# Tojiro DP F-312 vs F-807



## Xavier_1990 (Feb 23, 2018)

After reading the reviews for entry level knives, I decided to go with the Tojiro DP series. So I did a search on the market and I found two knives:
Tojiro DP F-312 (~$35)
Tojiro DP F-807 (~$70)

F-807 has a full bolster whereas F-312 does not, but they seem to be made out of the same steel (VG-10, please correct me if I am wrong). I don't know how this feature could costs an extra $30, but I would like to know if anyone knows what other differences are between these two knives. Which one would you recommend?

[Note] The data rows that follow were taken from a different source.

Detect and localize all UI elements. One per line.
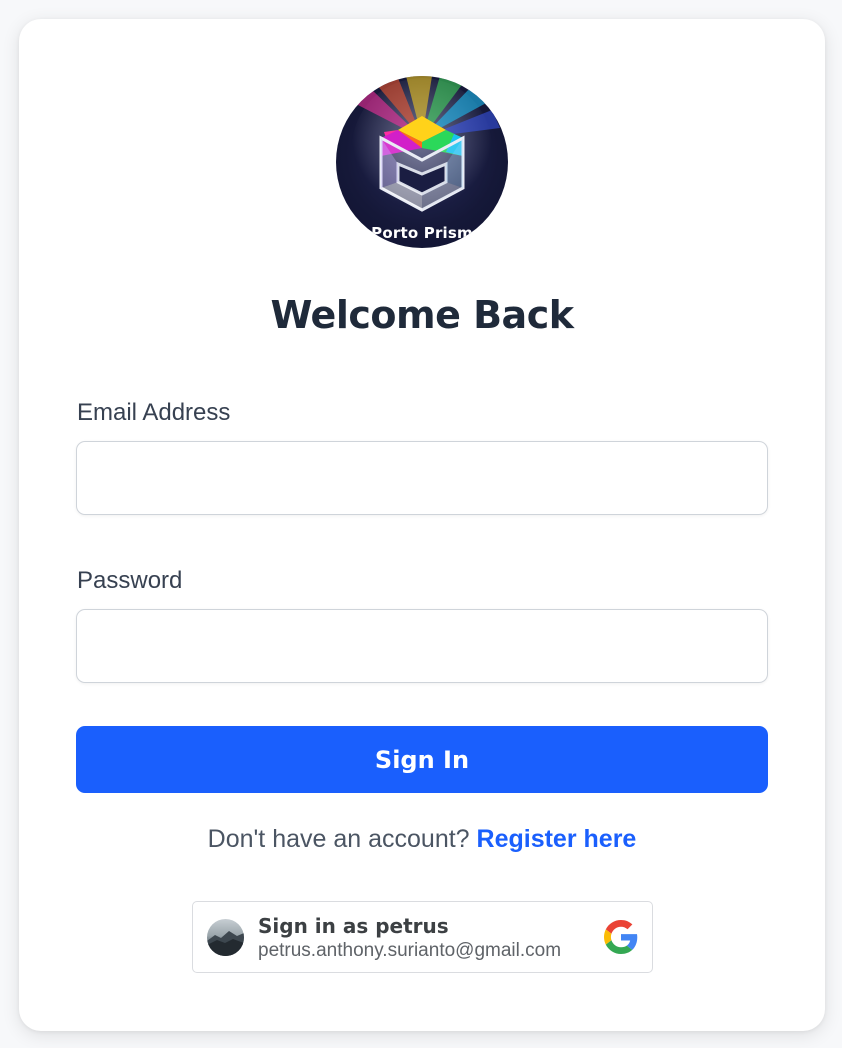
register-prompt-text: Don't have an account? bbox=[207, 825, 470, 853]
avatar bbox=[207, 919, 244, 956]
email-label: Email Address bbox=[77, 399, 231, 426]
page-title: Welcome Back bbox=[270, 293, 575, 337]
email-input[interactable] bbox=[76, 441, 768, 515]
register-prompt-row: Don't have an account? Register here bbox=[19, 825, 825, 854]
google-logo-icon bbox=[604, 920, 638, 954]
register-link[interactable]: Register here bbox=[477, 825, 637, 853]
password-label: Password bbox=[77, 567, 183, 594]
google-account-email: petrus.anthony.surianto@gmail.com bbox=[258, 940, 562, 961]
logo-text: Porto Prism bbox=[371, 224, 473, 242]
sign-in-button[interactable]: Sign In bbox=[76, 726, 768, 793]
password-input[interactable] bbox=[76, 609, 768, 683]
porto-prism-logo: Porto Prism bbox=[336, 76, 508, 248]
google-account-name: Sign in as petrus bbox=[258, 914, 449, 938]
google-one-tap-button[interactable]: Sign in as petrus petrus.anthony.suriant… bbox=[192, 901, 653, 973]
prism-logo-icon bbox=[352, 76, 500, 218]
login-card: Porto Prism Welcome Back Email Address P… bbox=[19, 19, 825, 1031]
avatar-landscape-icon bbox=[207, 931, 244, 956]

I mainly want to use the knife to slice thin slice of meat (beef/pork/chicken) without bones. I have used a friend's Shun classic chef knife and the handling felt good to me (, and I mention this mainly because I hope it makes it easier for the more experienced to give me suggestion/advice).

Thank you all in advance!


----------



## Xavier_1990 (Feb 23, 2018)

For completeness, the links to the two knives:
F-807 https://www.chefknivestogo.com/todpchkn18.html
F-312 https://chefknivesjapan.com/product...ayers-with-no-bolster-chefs-knife-180mm-f-312


----------



## millionsknives (Apr 25, 2014)

wide bevel on stainless is a red flag for me and I don't like that handle on the cheaper one


----------



## rick alan (Nov 15, 2012)

Forget buying most anything on CKTG, the 807 typically sells around 40. Don't know anything about the 307, but I personally like coffin handles, the wide bevel sometimes helps with food release, but ultimately we'd like to know edge thickness, and like other WB's it likely lacks distill taper at the tip. Since pricing of the 2 are close could guess it mostly cuts as well as the 807, but I never hear it recommended.


----------



## Xavier_1990 (Feb 23, 2018)

rick alan said:


> Forget buying most anything on CKTG, the 807 typically sells around 40. Don't know anything about the 307, but I personally like coffin handles, the wide bevel sometimes helps with food release, but ultimately we'd like to know edge thickness, and like other WB's it likely lacks distill taper at the tip. Since pricing of the 2 are close could guess it mostly cuts as well as the 807, but I never hear it recommended.


Thanks for the input. (However I cannot find any online seller that offers the Tojiro DP 210mm at around $40. Was the price you mentioned from a store?)


----------